Et juste après, commence la paracha de Michpatim qui parle de la justice. La juxtaposition de ces 2 sujets vient enseigner que le juge aussi ne doit pas réaliser de "grands pas" dans la justice. Il ne devra pas aller trop vite et se dépêcher à rendre le verdict. Mais il prendra son temps pour analyser l'affaire avec patience, de sorte à ne pas se tromper dans son verdict.

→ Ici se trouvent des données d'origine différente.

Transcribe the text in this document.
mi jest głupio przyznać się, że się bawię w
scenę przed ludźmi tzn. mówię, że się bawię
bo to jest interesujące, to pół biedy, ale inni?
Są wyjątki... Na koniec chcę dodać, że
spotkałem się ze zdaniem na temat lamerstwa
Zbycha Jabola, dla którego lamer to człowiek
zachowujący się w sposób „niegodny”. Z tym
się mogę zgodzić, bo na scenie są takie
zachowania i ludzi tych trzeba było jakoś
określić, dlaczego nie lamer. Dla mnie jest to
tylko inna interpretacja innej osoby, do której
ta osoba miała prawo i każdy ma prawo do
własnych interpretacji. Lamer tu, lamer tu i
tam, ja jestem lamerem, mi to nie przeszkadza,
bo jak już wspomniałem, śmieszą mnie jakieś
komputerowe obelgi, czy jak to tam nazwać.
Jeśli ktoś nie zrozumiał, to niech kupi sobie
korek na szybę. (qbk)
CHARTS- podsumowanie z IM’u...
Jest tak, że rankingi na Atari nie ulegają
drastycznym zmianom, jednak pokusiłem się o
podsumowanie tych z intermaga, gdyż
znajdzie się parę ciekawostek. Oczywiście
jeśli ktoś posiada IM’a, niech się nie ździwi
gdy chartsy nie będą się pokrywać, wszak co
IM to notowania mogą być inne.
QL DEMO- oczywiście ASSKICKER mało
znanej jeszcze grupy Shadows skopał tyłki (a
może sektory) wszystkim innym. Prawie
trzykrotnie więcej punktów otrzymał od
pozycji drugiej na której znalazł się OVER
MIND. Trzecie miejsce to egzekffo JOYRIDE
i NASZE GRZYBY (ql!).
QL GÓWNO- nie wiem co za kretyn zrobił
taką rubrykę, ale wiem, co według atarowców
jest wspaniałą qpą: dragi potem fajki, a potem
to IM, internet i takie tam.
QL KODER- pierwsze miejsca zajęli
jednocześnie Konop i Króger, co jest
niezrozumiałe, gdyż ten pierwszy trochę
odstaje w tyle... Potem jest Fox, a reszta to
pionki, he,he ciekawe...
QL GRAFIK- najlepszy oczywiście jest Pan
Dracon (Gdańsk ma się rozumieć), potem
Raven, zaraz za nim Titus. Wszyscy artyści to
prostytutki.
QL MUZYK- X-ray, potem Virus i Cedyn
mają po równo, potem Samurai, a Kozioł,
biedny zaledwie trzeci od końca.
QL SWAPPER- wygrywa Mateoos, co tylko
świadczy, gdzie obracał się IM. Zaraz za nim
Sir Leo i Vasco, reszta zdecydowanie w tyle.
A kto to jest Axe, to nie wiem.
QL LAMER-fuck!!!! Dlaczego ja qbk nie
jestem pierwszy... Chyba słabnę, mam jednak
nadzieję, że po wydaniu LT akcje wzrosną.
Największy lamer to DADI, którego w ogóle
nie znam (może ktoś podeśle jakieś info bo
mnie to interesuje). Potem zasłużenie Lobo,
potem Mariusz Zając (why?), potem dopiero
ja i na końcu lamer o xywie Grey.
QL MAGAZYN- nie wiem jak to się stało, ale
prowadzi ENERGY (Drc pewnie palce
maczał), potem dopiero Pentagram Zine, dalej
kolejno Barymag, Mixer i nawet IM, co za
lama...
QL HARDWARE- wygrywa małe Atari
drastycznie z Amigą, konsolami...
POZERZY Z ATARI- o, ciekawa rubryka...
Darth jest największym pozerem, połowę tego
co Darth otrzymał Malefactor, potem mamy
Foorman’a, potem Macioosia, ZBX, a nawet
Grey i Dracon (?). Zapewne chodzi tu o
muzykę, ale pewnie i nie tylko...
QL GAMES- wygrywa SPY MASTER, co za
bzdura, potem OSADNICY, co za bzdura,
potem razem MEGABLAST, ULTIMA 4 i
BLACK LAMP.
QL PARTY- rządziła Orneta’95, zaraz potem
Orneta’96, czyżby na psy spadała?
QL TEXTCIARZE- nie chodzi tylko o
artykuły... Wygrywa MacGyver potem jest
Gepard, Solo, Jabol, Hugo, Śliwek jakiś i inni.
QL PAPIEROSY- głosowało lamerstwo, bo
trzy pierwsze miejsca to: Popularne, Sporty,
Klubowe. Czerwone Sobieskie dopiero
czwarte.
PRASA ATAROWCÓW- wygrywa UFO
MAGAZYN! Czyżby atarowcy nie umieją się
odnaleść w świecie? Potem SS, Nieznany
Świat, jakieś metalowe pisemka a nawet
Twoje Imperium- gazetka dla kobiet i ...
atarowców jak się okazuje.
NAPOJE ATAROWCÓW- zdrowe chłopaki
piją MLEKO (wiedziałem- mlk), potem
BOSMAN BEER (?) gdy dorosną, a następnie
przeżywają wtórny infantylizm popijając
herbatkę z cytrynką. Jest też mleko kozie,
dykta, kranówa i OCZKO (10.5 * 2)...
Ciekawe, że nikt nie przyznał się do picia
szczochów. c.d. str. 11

Notre verset s'inscrit dans le prolongement de cette explication. Même si à première vue se présente à toi une affaire de meurtre où il semble évident que l'accusé a tué avec préméditation, malgré tout ne te dépêche pas de le condamner trop hâtivement. Apprends du Mizbéa'h qui devait avoir une rampe et non des marches pour pouvoir faire des petits pas et applique cela à la justice. Ainsi, sois patient avant de le condamner, et seulement après avoir pris tout le temps nécessaire selon le message du Mizbéa'h, seulement après, "tu le prendras pour le mettre à mort".